Question 6.T.9: A function f : D → R is not uniformly continuous if, and onl...
A function f : D → \mathbb{R} is not uniformly continuous if, and only if, there exist two sequences (x_{n}) and (t_{n}) in D such that
(i) |x_{n} − t_{n}| → 0
(ii) |f(x_{n}) − f(t_{n})| \nrightarrow 0.

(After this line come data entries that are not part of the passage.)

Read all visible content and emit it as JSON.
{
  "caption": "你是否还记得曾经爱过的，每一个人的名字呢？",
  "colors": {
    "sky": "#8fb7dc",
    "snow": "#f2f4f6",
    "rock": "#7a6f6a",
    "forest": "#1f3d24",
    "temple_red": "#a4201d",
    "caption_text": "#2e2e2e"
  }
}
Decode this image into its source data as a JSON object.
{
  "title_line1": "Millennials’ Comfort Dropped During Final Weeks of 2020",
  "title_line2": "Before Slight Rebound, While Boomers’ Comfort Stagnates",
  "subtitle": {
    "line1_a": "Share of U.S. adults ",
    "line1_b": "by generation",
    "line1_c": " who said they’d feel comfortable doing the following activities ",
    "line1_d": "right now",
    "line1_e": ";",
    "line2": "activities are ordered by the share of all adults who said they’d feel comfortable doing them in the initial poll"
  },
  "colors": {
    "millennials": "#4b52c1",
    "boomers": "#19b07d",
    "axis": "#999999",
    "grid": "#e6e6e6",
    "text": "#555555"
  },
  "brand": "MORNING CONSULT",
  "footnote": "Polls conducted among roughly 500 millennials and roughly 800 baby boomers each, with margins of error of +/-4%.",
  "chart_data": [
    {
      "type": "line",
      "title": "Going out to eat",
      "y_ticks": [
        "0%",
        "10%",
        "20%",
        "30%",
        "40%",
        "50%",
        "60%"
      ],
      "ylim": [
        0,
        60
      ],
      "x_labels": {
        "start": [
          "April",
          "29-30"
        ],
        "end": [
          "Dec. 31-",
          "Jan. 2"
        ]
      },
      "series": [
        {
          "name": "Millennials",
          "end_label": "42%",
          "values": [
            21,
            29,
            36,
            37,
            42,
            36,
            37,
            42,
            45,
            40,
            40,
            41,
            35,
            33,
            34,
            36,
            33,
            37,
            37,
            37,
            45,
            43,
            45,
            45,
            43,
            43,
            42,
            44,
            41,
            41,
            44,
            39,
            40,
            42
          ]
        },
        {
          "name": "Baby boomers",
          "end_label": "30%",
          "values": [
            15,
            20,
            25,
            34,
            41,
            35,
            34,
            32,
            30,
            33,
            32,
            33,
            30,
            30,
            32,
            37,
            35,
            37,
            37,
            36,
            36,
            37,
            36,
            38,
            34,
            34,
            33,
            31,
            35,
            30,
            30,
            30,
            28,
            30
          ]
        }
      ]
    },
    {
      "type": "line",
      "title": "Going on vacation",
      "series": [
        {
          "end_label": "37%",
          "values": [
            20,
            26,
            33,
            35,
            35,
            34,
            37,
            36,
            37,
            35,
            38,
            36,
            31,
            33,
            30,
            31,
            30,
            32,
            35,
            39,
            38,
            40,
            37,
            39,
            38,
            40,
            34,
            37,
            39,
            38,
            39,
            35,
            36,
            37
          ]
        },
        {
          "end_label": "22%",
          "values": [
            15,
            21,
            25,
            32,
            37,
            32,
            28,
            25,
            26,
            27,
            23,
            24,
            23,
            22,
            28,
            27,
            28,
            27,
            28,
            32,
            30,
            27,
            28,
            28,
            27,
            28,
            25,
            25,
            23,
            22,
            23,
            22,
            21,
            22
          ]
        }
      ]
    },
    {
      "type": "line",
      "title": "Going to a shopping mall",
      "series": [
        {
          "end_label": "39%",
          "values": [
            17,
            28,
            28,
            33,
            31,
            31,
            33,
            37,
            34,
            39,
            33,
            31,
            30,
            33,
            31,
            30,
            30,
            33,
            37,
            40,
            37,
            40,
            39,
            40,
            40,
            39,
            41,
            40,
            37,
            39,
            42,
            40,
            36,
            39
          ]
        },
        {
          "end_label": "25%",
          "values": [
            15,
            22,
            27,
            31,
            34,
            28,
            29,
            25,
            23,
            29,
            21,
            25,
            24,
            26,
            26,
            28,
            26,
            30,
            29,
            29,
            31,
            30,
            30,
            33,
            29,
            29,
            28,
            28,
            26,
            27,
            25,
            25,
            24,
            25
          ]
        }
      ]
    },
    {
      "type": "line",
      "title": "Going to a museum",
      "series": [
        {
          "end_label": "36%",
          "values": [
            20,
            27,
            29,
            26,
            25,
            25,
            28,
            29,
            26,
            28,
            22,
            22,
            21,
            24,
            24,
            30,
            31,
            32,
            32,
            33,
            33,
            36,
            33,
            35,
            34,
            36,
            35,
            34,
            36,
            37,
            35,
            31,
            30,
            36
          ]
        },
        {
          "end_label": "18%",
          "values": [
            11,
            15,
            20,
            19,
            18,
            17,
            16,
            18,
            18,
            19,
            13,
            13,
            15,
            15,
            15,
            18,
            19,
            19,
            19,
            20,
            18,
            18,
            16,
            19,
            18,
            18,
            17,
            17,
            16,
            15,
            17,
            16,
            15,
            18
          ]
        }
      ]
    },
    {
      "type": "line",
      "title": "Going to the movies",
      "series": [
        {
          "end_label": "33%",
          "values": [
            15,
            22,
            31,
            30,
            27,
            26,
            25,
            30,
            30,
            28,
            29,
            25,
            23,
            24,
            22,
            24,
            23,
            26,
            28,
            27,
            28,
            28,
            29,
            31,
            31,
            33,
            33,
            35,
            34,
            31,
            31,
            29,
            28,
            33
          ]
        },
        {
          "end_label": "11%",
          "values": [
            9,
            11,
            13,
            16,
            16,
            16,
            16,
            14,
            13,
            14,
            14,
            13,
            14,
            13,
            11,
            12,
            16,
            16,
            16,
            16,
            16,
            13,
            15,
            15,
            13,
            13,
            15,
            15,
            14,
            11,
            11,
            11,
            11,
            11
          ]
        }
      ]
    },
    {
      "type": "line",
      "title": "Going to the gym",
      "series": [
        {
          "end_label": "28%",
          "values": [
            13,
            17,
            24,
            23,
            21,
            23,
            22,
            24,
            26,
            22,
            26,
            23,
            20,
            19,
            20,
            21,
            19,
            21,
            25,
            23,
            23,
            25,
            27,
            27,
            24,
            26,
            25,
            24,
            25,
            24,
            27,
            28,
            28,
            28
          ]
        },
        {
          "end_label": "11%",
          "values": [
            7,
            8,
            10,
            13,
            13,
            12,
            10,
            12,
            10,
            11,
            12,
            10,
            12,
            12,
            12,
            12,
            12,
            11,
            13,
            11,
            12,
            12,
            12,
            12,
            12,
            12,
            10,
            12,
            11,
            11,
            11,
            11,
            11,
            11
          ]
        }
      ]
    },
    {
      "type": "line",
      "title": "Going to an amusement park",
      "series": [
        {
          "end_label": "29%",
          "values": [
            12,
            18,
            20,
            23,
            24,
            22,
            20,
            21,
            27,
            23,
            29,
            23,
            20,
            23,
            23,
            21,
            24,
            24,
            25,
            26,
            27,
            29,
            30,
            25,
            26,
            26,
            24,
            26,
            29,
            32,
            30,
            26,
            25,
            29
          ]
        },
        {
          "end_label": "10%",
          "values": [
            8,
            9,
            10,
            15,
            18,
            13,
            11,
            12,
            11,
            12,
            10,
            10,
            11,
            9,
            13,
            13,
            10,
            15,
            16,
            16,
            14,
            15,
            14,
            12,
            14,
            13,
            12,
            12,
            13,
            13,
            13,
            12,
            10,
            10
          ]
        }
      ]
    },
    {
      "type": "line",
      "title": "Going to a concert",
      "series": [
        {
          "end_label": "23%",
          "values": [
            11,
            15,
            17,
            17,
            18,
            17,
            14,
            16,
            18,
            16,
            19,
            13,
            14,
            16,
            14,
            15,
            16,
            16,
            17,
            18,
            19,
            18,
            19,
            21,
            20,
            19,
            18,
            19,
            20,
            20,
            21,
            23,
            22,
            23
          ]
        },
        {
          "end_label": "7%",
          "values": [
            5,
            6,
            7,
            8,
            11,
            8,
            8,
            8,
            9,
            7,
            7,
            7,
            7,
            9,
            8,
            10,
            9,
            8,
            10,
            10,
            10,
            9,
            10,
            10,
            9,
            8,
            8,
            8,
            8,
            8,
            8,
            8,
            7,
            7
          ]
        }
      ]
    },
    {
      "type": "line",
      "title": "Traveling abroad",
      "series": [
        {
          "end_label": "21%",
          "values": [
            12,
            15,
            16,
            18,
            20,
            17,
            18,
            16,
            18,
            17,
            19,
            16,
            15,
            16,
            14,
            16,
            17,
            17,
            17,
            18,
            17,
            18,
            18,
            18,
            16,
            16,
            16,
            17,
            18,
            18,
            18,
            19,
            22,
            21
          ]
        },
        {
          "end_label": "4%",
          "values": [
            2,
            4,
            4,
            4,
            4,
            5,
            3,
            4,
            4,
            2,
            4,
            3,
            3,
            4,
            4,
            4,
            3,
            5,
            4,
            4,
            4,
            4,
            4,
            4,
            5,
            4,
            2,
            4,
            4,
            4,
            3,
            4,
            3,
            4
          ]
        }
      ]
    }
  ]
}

If f is not uniformly continuous, then there is an ε > 0 such that, for all δ > 0, we can find two points x, t ∈ D that satisfy |x − t| < δ and |f(x) − f (t)| ≥ ε. By taking
δ = 1,\frac{1}{2},\frac{1}{3}, · · · ,
we can form two sequences (x_{n}) and (t_{n}) in D such that
|x_{n} − t_{n}| < \frac{1}{n}, |f(x_{n}) − f (t_{n})| ≥ ε.
Conversely, suppose ƒ is uniformly continuous and (x_{n}), (t_{n}) are two sequences in D which satisfy (i). If ε is any positive number, the uniform continuity of f implies that there is a δ > 0 such that
x, t ∈ D, |x − t| < δ ⇒ |ƒ(x) − ƒ(t)| < ε.
Since |x_{n} − t_{n}| → 0, there is an integer N such that
n ≥ N ⇒ |x_{n} − t_{n}| < δ ⇒ |f(x_{n}) − f(t_{n})| < ε,
and therefore |f(x_{n}) − f(t_{n})| → 0.